El Congreso busca poner límites al cobro
La diputada Gael Yeomans planteó que el proyecto busca establecer un mecanismo de cobro que garantice el debido proceso y evite prácticas abusivas. Además, señaló que la comisión seguirá avanzando en la votación de la iniciativa, pese a la ausencia de representantes del Ejecutivo, porque la situación de los deudores exige una respuesta legislativa.
El diputado Andrés Celis advirtió que los oficios enviados a organismos públicos suelen tardar en responderse. Por ello, solicitó invitar nuevamente al ministro de Hacienda y sumar a representantes de la Comisión para el Mercado Financiero, con el fin de obtener respuestas directas sobre la actuación de bancos, reguladores y organismos involucrados en los procesos de cobro.
La comisión acordó enviar oficios al Ejecutivo y a distintas instituciones del Estado para reunir antecedentes. Sin embargo, el debate dejó una señal más amplia: sin información precisa de Hacienda, Educación y los fiscalizadores financieros, cualquier reforma al cobro del CAE corre el riesgo de avanzar con datos incompletos.
| Foco del debate | Problema expuesto | Respuesta que se busca |
|---|---|---|
| Embargos | Afectación de cuentas, créditos y patrimonio familiar | Detener o limitar procedimientos abusivos |
| Transparencia | Deudores no logran verificar el cálculo de la deuda | Información clara, trazable y fiscalizable |
| Cobranza judicial | Incremento de costos, intereses y presión económica | Debido proceso y reglas proporcionales |
| Rol del Estado | Falta de respuestas de Hacienda, Educación y reguladores | Oficios e invitaciones a autoridades competentes |
Becas Chile y la discusión por el talento avanzado
La sesión también abordó propuestas para modernizar el Programa Becas Chile.

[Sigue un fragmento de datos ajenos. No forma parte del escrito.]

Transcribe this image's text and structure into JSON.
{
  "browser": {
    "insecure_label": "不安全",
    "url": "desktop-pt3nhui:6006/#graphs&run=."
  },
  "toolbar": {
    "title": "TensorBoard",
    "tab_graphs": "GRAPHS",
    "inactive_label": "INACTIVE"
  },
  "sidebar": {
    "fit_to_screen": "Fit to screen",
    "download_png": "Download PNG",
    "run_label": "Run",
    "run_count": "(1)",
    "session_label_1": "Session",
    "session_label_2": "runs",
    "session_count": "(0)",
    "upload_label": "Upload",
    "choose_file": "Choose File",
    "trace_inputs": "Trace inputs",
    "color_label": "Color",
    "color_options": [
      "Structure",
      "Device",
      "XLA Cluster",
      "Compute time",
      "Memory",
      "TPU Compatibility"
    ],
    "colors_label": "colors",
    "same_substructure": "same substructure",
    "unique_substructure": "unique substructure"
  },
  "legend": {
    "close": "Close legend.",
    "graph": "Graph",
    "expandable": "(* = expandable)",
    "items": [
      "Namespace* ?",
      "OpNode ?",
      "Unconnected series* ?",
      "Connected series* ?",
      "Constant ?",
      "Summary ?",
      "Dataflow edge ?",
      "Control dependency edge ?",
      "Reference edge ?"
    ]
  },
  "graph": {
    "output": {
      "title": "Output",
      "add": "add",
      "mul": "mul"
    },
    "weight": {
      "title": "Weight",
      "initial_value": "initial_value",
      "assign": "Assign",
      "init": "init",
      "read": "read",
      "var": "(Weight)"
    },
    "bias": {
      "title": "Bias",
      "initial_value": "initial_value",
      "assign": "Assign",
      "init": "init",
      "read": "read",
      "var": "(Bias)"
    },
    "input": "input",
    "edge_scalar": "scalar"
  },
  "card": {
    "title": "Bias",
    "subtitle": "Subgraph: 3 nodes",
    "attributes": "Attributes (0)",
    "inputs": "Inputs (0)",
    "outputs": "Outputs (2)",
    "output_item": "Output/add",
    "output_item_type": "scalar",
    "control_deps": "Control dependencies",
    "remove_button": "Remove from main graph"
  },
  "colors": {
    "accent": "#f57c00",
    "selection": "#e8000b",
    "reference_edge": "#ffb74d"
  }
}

Representantes de la Sociedad Internacional de Investigadores de Chile expusieron medidas orientadas a perfeccionar el Decreto Supremo 664 y aumentar el retorno de la inversión pública destinada a la formación de capital humano avanzado.
Entre sus propuestas, plantearon reemplazar la obligación de residencia en Chile por un sistema de retribución efectiva, flexible y verificable. La idea es que los becarios puedan aportar al país mediante investigación, docencia, transferencia de conocimientos, innovación o proyectos de colaboración, sin que el lugar de residencia sea el único criterio de cumplimiento.
Las expositoras también propusieron fortalecer la inserción laboral de investigadores, crear redes de colaboración nacionales e internacionales y establecer una mesa de trabajo que permita implementar mecanismos de retribución más eficientes. A su juicio, el país necesita aprovechar mejor las capacidades formadas con recursos públicos.
Una agenda educacional con cuentas pendientes
Aunque el CAE y Becas Chile responden a instrumentos distintos, ambos temas exponen una misma tensión: cómo el Estado financia trayectorias educativas y qué mecanismos utiliza luego para cobrar, exigir retorno o medir impacto. En un caso, la pregunta apunta a la justicia del cobro; en el otro, al aprovechamiento del conocimiento financiado con recursos públicos.
Para el Congreso, el desafío será evitar que la discusión quede atrapada entre oficios pendientes y sesiones sin autoridades clave. Para el Gobierno, la presión es mayor: responder si mantendrá distancia frente a los embargos o si impulsará cambios que corrijan los efectos más duros del sistema vigente.